Harnessing artificial intelligence and machine learning for predictive and prescriptive analytics tools enables the use of model risk scenarios and early-warning technologies to develop responses. For example, in the event of a natural disaster, digital tools can help to predict which suppliers, plants and distribution centers are likely to suffer damage so companies can prepare contingency plans and relocate inventory.
Carlos Moncayo is one of the founders and CEO of Inspectorio, a leader in the use of artificial intelligence to power supply chain performance. Its software empowers businesses from multiple industries to optimize their quality, sustainable and compliance operations.
Increase supply chain flexibility to build resilience
The Covid-19 pandemic put a spotlight on companies that already had flexible production lines. Luxury goods manufacturers in countries like France and Italy could overhaul their operations to make urgently needed medical gear and hand sanitizer. Reacting quickly to disruptions requires a flexible ecosystem of suppliers and partners that can handle unexpected shortfalls and even produce new products.

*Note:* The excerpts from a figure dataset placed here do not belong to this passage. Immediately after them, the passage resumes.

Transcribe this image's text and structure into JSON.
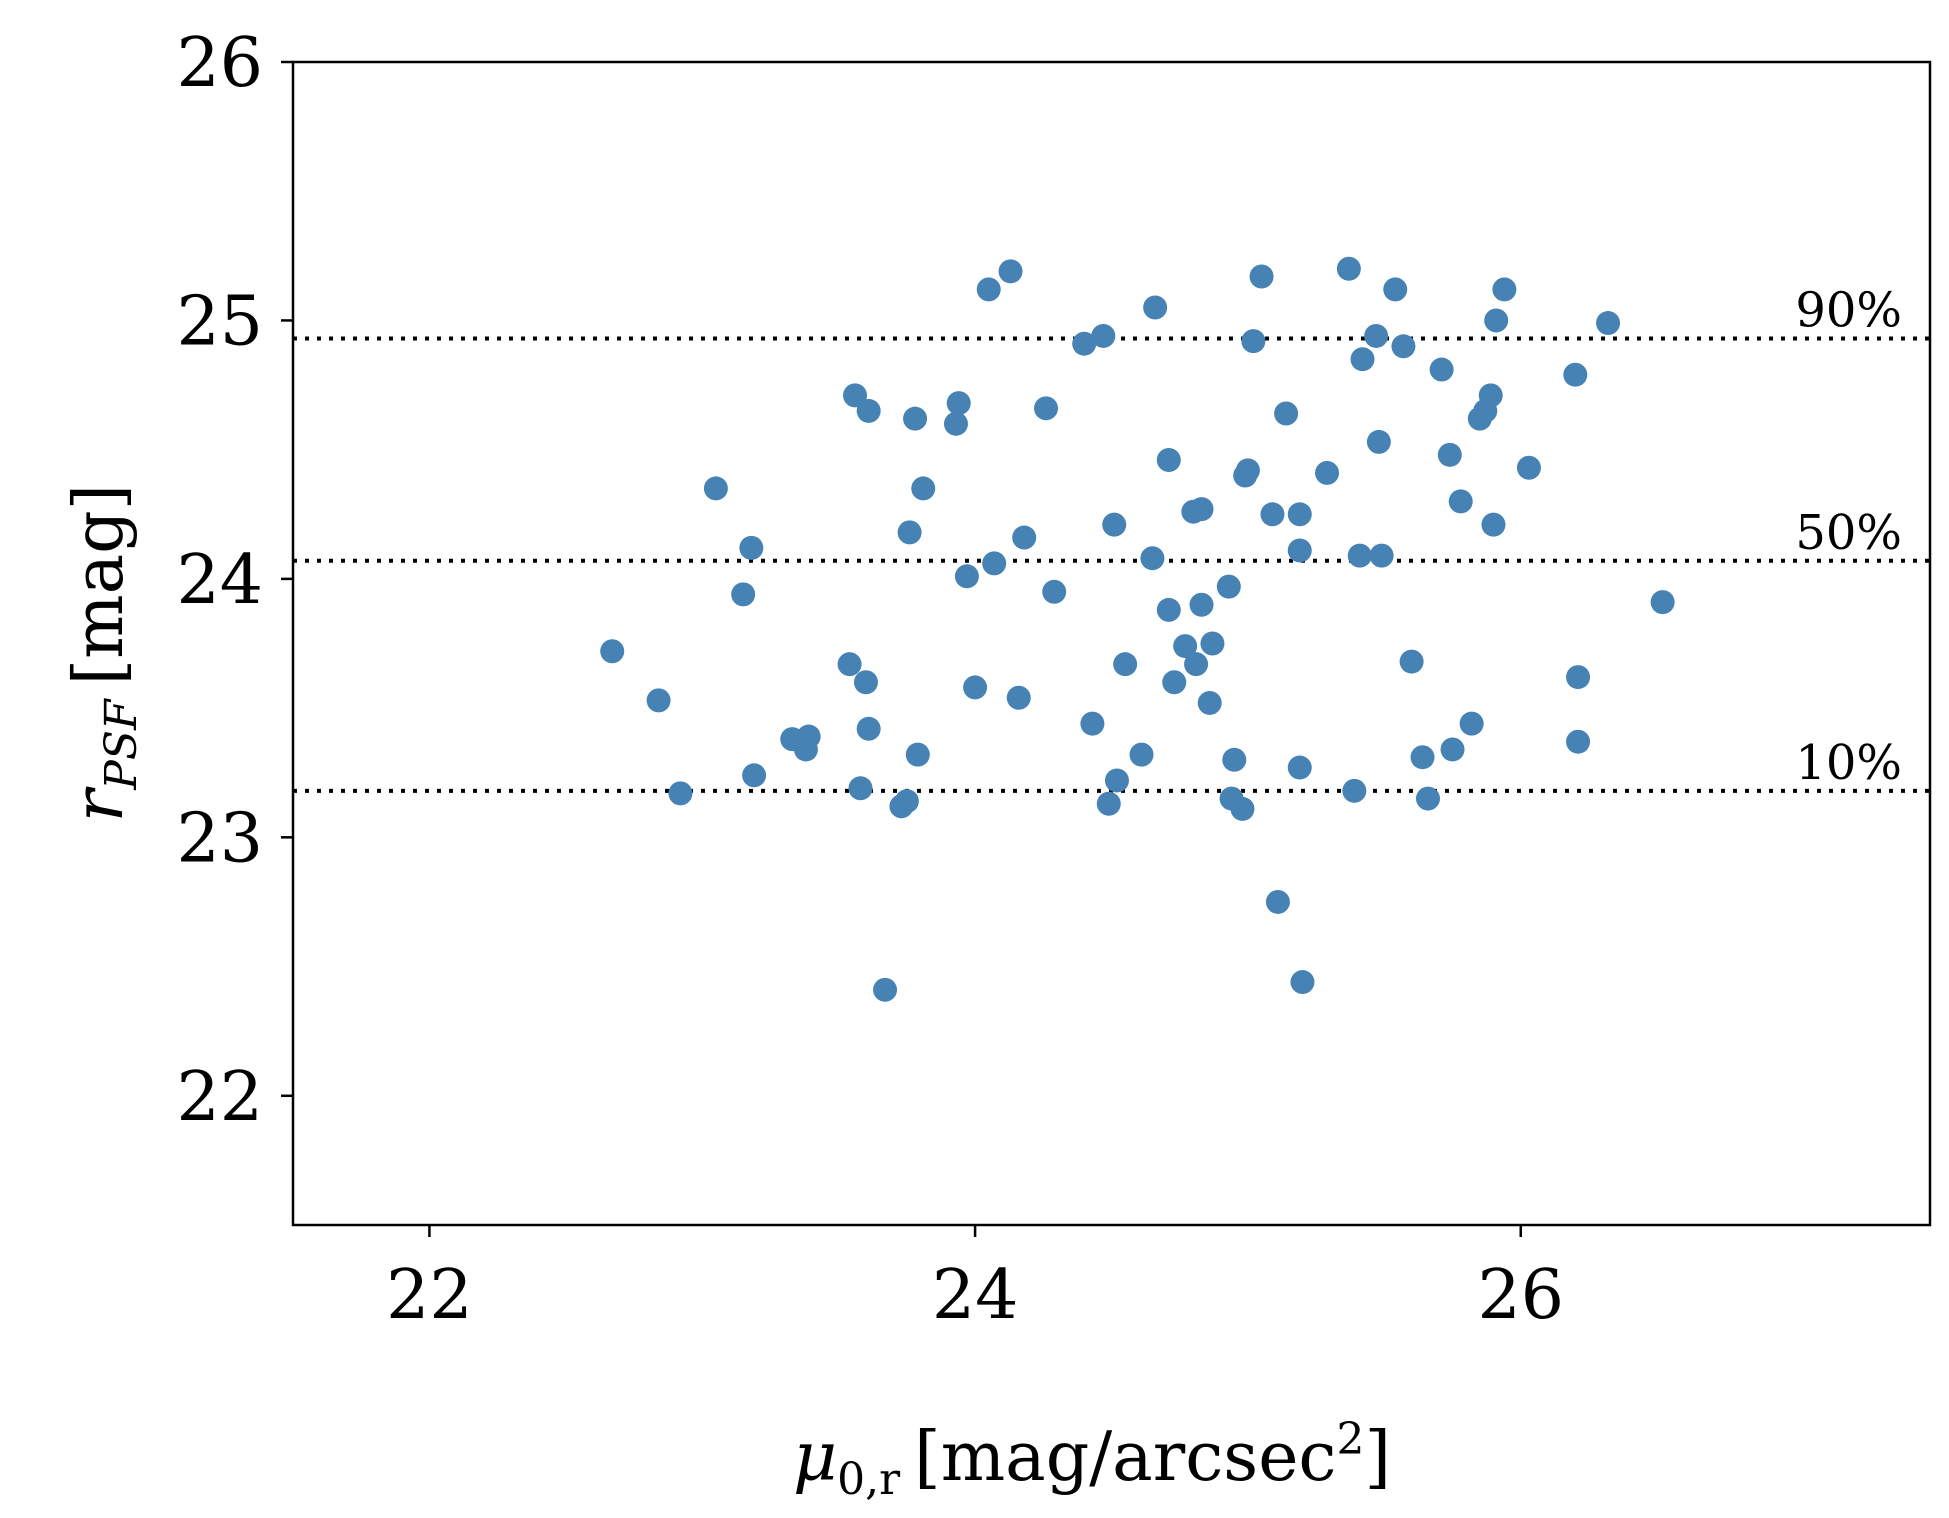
{
  "chart_data": {
    "type": "scatter",
    "title": "",
    "xlabel": {
      "symbol": "μ",
      "sub": "0,r",
      "units_pre": "[mag/arcsec",
      "units_sup": "2",
      "units_post": "]"
    },
    "ylabel": {
      "symbol": "r",
      "sub": "PSF",
      "units": "[mag]"
    },
    "xlim": [
      21.5,
      27.5
    ],
    "ylim": [
      21.5,
      26
    ],
    "xticks": [
      "22",
      "24",
      "26"
    ],
    "yticks": [
      "22",
      "23",
      "24",
      "25",
      "26"
    ],
    "marker_color": "#4682b4",
    "grid": false,
    "reference_lines": [
      {
        "label": "90%",
        "y": 24.93
      },
      {
        "label": "50%",
        "y": 24.07
      },
      {
        "label": "10%",
        "y": 23.18
      }
    ],
    "points": [
      [
        22.67,
        23.72
      ],
      [
        22.84,
        23.53
      ],
      [
        22.92,
        23.17
      ],
      [
        23.05,
        24.35
      ],
      [
        23.15,
        23.94
      ],
      [
        23.18,
        24.12
      ],
      [
        23.19,
        23.24
      ],
      [
        23.33,
        23.38
      ],
      [
        23.38,
        23.34
      ],
      [
        23.39,
        23.39
      ],
      [
        23.54,
        23.67
      ],
      [
        23.56,
        24.71
      ],
      [
        23.58,
        23.19
      ],
      [
        23.6,
        23.6
      ],
      [
        23.61,
        24.65
      ],
      [
        23.61,
        23.42
      ],
      [
        23.67,
        22.41
      ],
      [
        23.73,
        23.12
      ],
      [
        23.75,
        23.14
      ],
      [
        23.76,
        24.18
      ],
      [
        23.78,
        24.62
      ],
      [
        23.79,
        23.32
      ],
      [
        23.81,
        24.35
      ],
      [
        23.93,
        24.6
      ],
      [
        23.94,
        24.68
      ],
      [
        23.97,
        24.01
      ],
      [
        24.0,
        23.58
      ],
      [
        24.05,
        25.12
      ],
      [
        24.07,
        24.06
      ],
      [
        24.13,
        25.19
      ],
      [
        24.16,
        23.54
      ],
      [
        24.18,
        24.16
      ],
      [
        24.26,
        24.66
      ],
      [
        24.29,
        23.95
      ],
      [
        24.4,
        24.91
      ],
      [
        24.43,
        23.44
      ],
      [
        24.47,
        24.94
      ],
      [
        24.49,
        23.13
      ],
      [
        24.51,
        24.21
      ],
      [
        24.52,
        23.22
      ],
      [
        24.55,
        23.67
      ],
      [
        24.61,
        23.32
      ],
      [
        24.65,
        24.08
      ],
      [
        24.66,
        25.05
      ],
      [
        24.71,
        23.88
      ],
      [
        24.71,
        24.46
      ],
      [
        24.73,
        23.6
      ],
      [
        24.77,
        23.74
      ],
      [
        24.8,
        24.26
      ],
      [
        24.81,
        23.67
      ],
      [
        24.83,
        24.27
      ],
      [
        24.83,
        23.9
      ],
      [
        24.86,
        23.52
      ],
      [
        24.87,
        23.75
      ],
      [
        24.93,
        23.97
      ],
      [
        24.94,
        23.15
      ],
      [
        24.95,
        23.3
      ],
      [
        24.98,
        23.11
      ],
      [
        24.99,
        24.4
      ],
      [
        25.0,
        24.42
      ],
      [
        25.02,
        24.92
      ],
      [
        25.05,
        25.17
      ],
      [
        25.09,
        24.25
      ],
      [
        25.11,
        22.75
      ],
      [
        25.14,
        24.64
      ],
      [
        25.19,
        24.11
      ],
      [
        25.19,
        23.27
      ],
      [
        25.19,
        24.25
      ],
      [
        25.2,
        22.44
      ],
      [
        25.29,
        24.41
      ],
      [
        25.37,
        25.2
      ],
      [
        25.39,
        23.18
      ],
      [
        25.41,
        24.09
      ],
      [
        25.42,
        24.85
      ],
      [
        25.47,
        24.94
      ],
      [
        25.48,
        24.53
      ],
      [
        25.49,
        24.09
      ],
      [
        25.54,
        25.12
      ],
      [
        25.57,
        24.9
      ],
      [
        25.6,
        23.68
      ],
      [
        25.64,
        23.31
      ],
      [
        25.66,
        23.15
      ],
      [
        25.71,
        24.81
      ],
      [
        25.74,
        24.48
      ],
      [
        25.75,
        23.34
      ],
      [
        25.78,
        24.3
      ],
      [
        25.82,
        23.44
      ],
      [
        25.85,
        24.62
      ],
      [
        25.87,
        24.65
      ],
      [
        25.89,
        24.71
      ],
      [
        25.9,
        24.21
      ],
      [
        25.91,
        25.0
      ],
      [
        25.94,
        25.12
      ],
      [
        26.03,
        24.43
      ],
      [
        26.2,
        24.79
      ],
      [
        26.21,
        23.37
      ],
      [
        26.21,
        23.62
      ],
      [
        26.32,
        24.99
      ],
      [
        26.52,
        23.91
      ]
    ]
  }
}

Companies with flexible supply chains can expand their output capacity by optimizing operations. For instance, a highly flexible supply chain can meet customer demand for customization. Today customers can design a one-of-a-kind product online and have it delivered in a short amount of time.
Leverage data to improve visibility
During the pandemic, manufacturers started demanding more visibility into the supply chains of their suppliers. Leveraging data across the supply chain gives more real-time visibility into a variety of different areas such as finances, demand, capacity, supply, and inventory throughout the ecosystem.
Being able to leverage data in real-time means understanding what data is most critical, what it means, and what to do when exceptions happen. If you can proactively manage exceptions before they happen, you can save time and money while keeping customers happy.
Break down communication silos
It is important to break down communication silos. For example, different departments may have data fragments relating to the same transaction. With so many documents required for a single consignment, there could be many reasons for delays when they are all located in different departments. Production teams may keep order data, legal officers may keep contracts, and logistic managers may have the freight details.
Collaborative platforms, tools and cloud-based supply chain applications can all help to boost information sharing and decision-making. Today’s digital environment requires a collaborative approach to managing a supply chain. You need to develop an ecosystem that integrates the capabilities of each partner.
Take advantage of process innovations
Some businesses are relocating parts of their supply chains and others are bringing some production back in-house. Any change offers the opportunity to make some process improvements.
As part of the change, you can revisit the assumptions that underpinned your original processes. It is often a challenge for companies with existing production lines that are fully depreciated to invest in newer and more competitive plants and equipment.